Stable complete coordinates for multisets of points via basic $r$-symmetric tropical polynomials

A multiset of $n$ unordered points in $\mathbb{R}^r$ -- a point cloud, or, for $r=2$, a persistence barcode of birth-death pairs -- is a point of the orbit space $\mathbb{R}^{nr}/S_n$ for the symmetric group $S_n$ permuting the rows of an $n \times r$ matrix; a separating family of invariants on this space is exactly a complete set of permutation-independent coordinates.

We provide one that is explicit, small, and stable, in the max-plus (tropical) setting: for all $n \geq 1$ and $r \geq 1$, the $\binom{n+r}{r}$ basic $r$-symmetric tropical polynomials, of degree at most $n$, separate the orbits of $S_n$ on $\mathbb{R}^{nr}$.
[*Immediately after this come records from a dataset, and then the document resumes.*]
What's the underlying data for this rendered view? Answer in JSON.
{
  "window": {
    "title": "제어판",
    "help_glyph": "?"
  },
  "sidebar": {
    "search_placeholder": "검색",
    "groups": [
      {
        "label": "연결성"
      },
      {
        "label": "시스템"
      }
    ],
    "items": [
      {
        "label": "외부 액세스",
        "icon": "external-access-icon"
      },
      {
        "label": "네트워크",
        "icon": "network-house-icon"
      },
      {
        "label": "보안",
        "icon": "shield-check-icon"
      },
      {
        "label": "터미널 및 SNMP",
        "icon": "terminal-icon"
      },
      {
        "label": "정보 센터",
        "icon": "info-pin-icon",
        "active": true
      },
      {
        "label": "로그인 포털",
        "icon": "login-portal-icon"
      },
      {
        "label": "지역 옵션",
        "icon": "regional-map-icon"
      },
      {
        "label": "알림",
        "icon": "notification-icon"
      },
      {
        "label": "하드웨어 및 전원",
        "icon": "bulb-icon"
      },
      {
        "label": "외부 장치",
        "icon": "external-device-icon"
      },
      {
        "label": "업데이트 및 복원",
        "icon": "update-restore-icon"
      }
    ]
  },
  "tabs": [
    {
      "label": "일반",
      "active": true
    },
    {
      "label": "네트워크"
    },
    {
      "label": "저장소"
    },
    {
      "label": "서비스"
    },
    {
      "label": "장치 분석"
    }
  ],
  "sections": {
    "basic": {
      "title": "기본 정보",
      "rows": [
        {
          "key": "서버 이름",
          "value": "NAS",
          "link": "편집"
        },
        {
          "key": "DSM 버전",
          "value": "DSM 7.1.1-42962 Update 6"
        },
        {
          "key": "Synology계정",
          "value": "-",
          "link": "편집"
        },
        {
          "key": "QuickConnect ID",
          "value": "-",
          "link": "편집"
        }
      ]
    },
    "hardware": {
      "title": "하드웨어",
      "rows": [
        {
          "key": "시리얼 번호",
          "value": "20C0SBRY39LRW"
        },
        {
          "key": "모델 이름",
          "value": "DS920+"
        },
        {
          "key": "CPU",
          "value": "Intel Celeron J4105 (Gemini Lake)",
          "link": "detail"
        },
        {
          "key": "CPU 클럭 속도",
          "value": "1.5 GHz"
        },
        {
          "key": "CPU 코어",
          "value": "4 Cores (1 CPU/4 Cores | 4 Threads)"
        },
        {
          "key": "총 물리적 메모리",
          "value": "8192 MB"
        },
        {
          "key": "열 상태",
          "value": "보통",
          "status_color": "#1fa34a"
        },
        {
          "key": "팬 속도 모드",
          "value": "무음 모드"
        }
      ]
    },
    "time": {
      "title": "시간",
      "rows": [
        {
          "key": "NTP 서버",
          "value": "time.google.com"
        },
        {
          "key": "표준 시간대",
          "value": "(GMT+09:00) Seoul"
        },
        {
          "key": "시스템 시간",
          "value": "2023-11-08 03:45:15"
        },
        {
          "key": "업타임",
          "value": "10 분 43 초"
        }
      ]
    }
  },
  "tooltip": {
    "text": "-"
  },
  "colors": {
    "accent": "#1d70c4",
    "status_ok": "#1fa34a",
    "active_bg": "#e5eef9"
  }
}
This settles in full a problem left open in [Kubo, J.

Pure Appl.

Algebra 223 (2019) 72-85], where separation was known only for $r=2$ and special cases of $r \geq 3$, and yields a family far smaller and of lower degree than the general separating sets from Derksen's recent theory of tropical invariants for permutation actions ($nr + (nr)!/n!$ invariants of degree $O(n^2 r^2)$).

The proof is elementary and constructive: the basic values are identified with a transportation problem, and the multiset is recovered from the dual by an explicit algorithm.

We further show the coordinate map is a bi-Lipschitz embedding for all $n$ and $r$, being an injective max filter bank (via the bi-Lipschitz theory of max filtering), with an explicit Lipschitz constant for the forward bound and a fully explicit, dimension-free distortion when $r=1$.

Finally we determine when the pairwise values suffice (exactly $n \leq 3$) and show that invariants on at least three columns and of degree less than $n$ are necessary in general, the obstruction being a standard non-uniqueness configuration from discrete tomography.